Because apostolic people are intrinsically entrepreneurial, they often have a wanderlust of sorts. I have seen this very pattern in my own life, and in others. One of the people in scripture I relate to is Barnabas. As a Levite, he was tied to the Temple system, a system not so friendly to the entrepreneurial, pioneering types. It seems that Barnabas was an apostle in waiting. (Acts 14) and it took a genuine encounter with the gospel, and another apostle, Paul, to fully awaken this in him and legitimize it. Once this happened, it seemed that he was able to migrate away from the the institutional domain of the temple and venture out into the frontier.

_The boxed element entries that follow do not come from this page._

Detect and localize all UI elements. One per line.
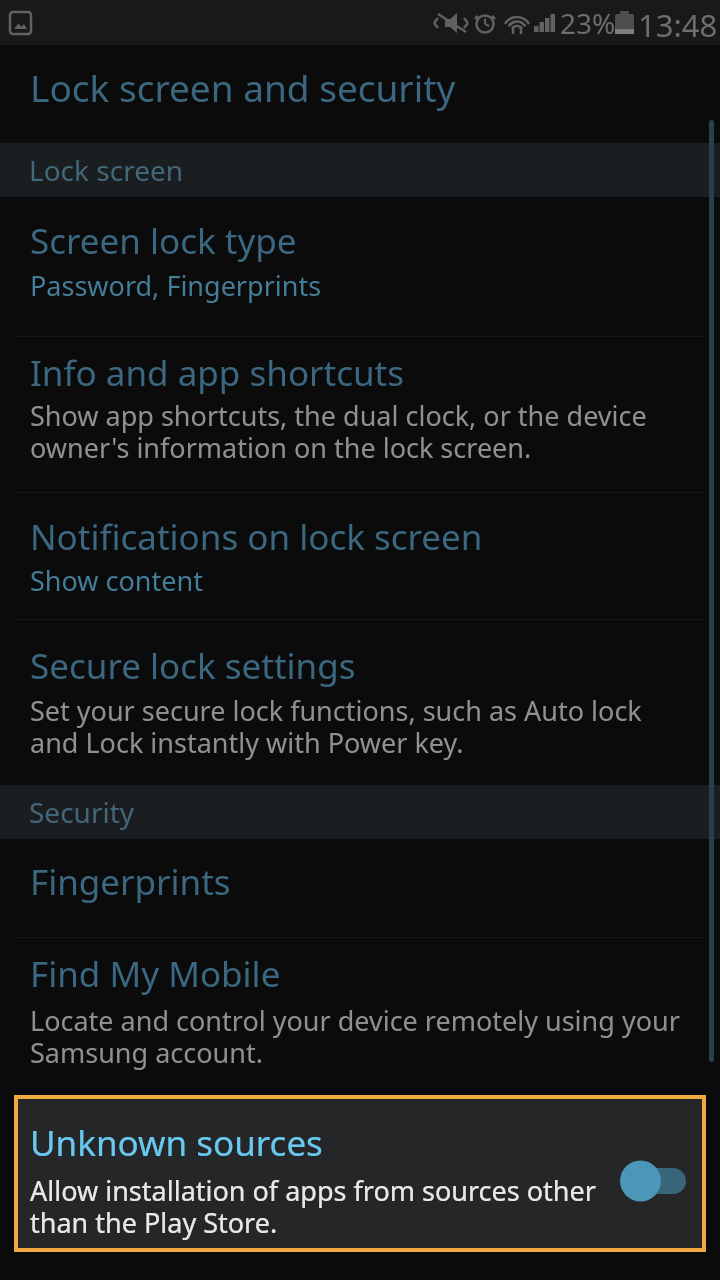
button[interactable]: Notifications on lock screen: [0, 493, 720, 619]
staticText: Lock screen and security: [30, 62, 456, 112]
staticText: Fingerprints: [30, 858, 231, 906]
staticText: Find My Mobile: [30, 950, 281, 998]
staticText: 13:48: [638, 4, 718, 46]
button[interactable]: Find My Mobile: [0, 938, 720, 1095]
staticText: Secure lock settings: [30, 642, 356, 690]
staticText: Show app shortcuts, the dual clock, or t…: [30, 397, 647, 466]
staticText: Locate and control your device remotely …: [30, 1002, 680, 1071]
staticText: Lock screen: [29, 151, 184, 189]
button[interactable]: Fingerprints: [0, 839, 720, 937]
staticText: Password, Fingerprints: [30, 267, 322, 304]
staticText: Security: [29, 793, 135, 831]
staticText: Allow installation of apps from sources …: [30, 1172, 596, 1241]
staticText: Unknown sources: [30, 1119, 323, 1167]
staticText: Show content: [30, 562, 203, 599]
staticText: Notifications on lock screen: [30, 513, 483, 561]
button[interactable]: Unknown sources: [14, 1095, 706, 1252]
button[interactable]: Screen lock type: [0, 197, 720, 336]
button[interactable]: Info and app shortcuts: [0, 337, 720, 492]
staticText: Info and app shortcuts: [30, 349, 404, 397]
button[interactable]: Secure lock settings: [0, 620, 720, 785]
staticText: Screen lock type: [30, 217, 297, 265]
staticText: Set your secure lock functions, such as …: [30, 692, 642, 761]
staticText: 23%: [560, 4, 616, 42]
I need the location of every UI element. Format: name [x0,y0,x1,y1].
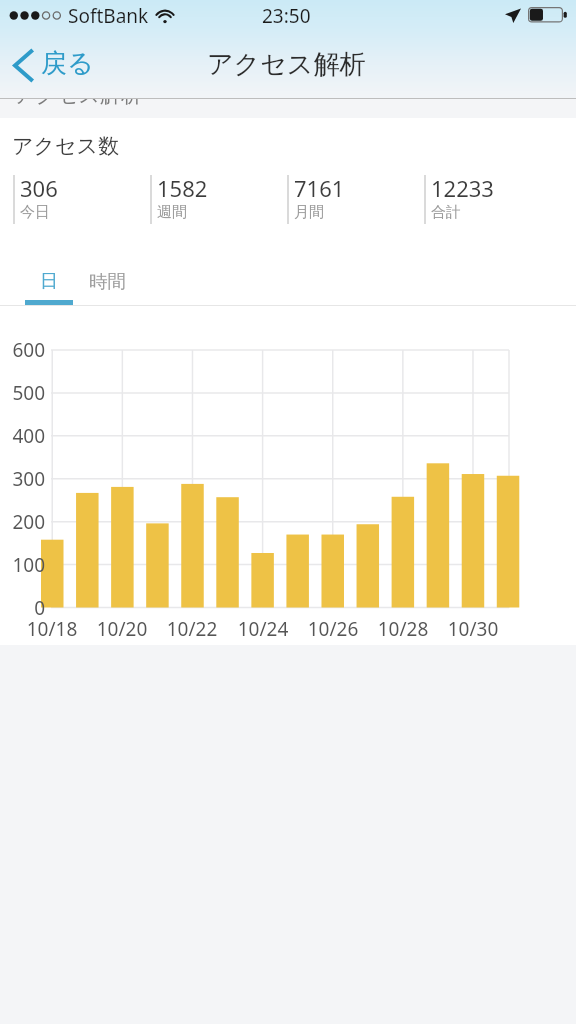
staticText: 日 [40,270,58,293]
button[interactable]: 時間 [73,262,141,305]
staticText: 合計 [431,203,461,222]
staticText: 今日 [20,203,50,222]
staticText: 10/30 [443,616,503,642]
staticText: 1582 [157,173,208,203]
button[interactable]: 戻る Back [0,42,110,86]
button[interactable]: 1582 [150,172,287,226]
staticText: 200 [1,509,45,535]
staticText: 10/20 [92,616,152,642]
staticText: 0 [1,595,45,621]
staticText: 12233 [431,173,494,203]
staticText: 23:50 [262,3,311,29]
button[interactable]: 306 [13,172,150,226]
staticText: 時間 [89,270,126,293]
button[interactable]: 12233 [424,172,561,226]
staticText: 7161 [294,173,345,203]
staticText: 10/22 [162,616,222,642]
staticText: 10/28 [373,616,433,642]
staticText: 600 [1,337,45,363]
staticText: 月間 [294,203,324,222]
staticText: アクセス解析 [14,99,142,105]
staticText: 306 [20,173,58,203]
staticText: アクセス解析 [207,48,366,81]
staticText: 戻る [41,47,94,80]
button[interactable]: 日 [25,262,73,305]
staticText: SoftBank [68,3,149,29]
staticText: アクセス数 [12,133,119,159]
staticText: 10/24 [233,616,293,642]
staticText: 週間 [157,203,187,222]
button[interactable]: 7161 [287,172,424,226]
staticText: 300 [1,466,45,492]
staticText: 100 [1,552,45,578]
staticText: 400 [1,423,45,449]
staticText: 500 [1,380,45,406]
staticText: 10/26 [303,616,363,642]
staticText: 10/18 [22,616,82,642]
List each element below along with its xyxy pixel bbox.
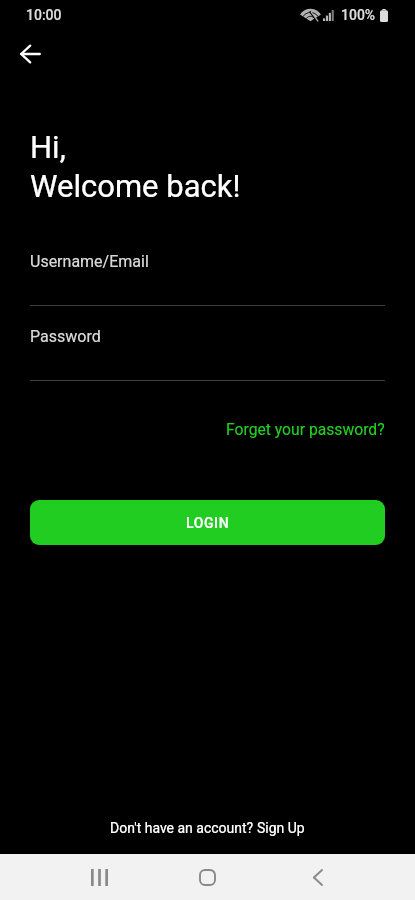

I at one time was doing traditional ministry as a "pastor" and eventually discovered I was gifted apostolically. What a release! What an affirming experience to know you are not weird or a misfit. I was simply an apostle in a pastoral setting. Needless to say, it is not very conducive for a pioneer to be stuck at the settlement. It always makes me wonder how many apostolic folks out there think they some how do not fit in because they are stuck in a monolithic system that caters primarily to the settlers. Lets broaden the scope and recognize both pioneers and settlers.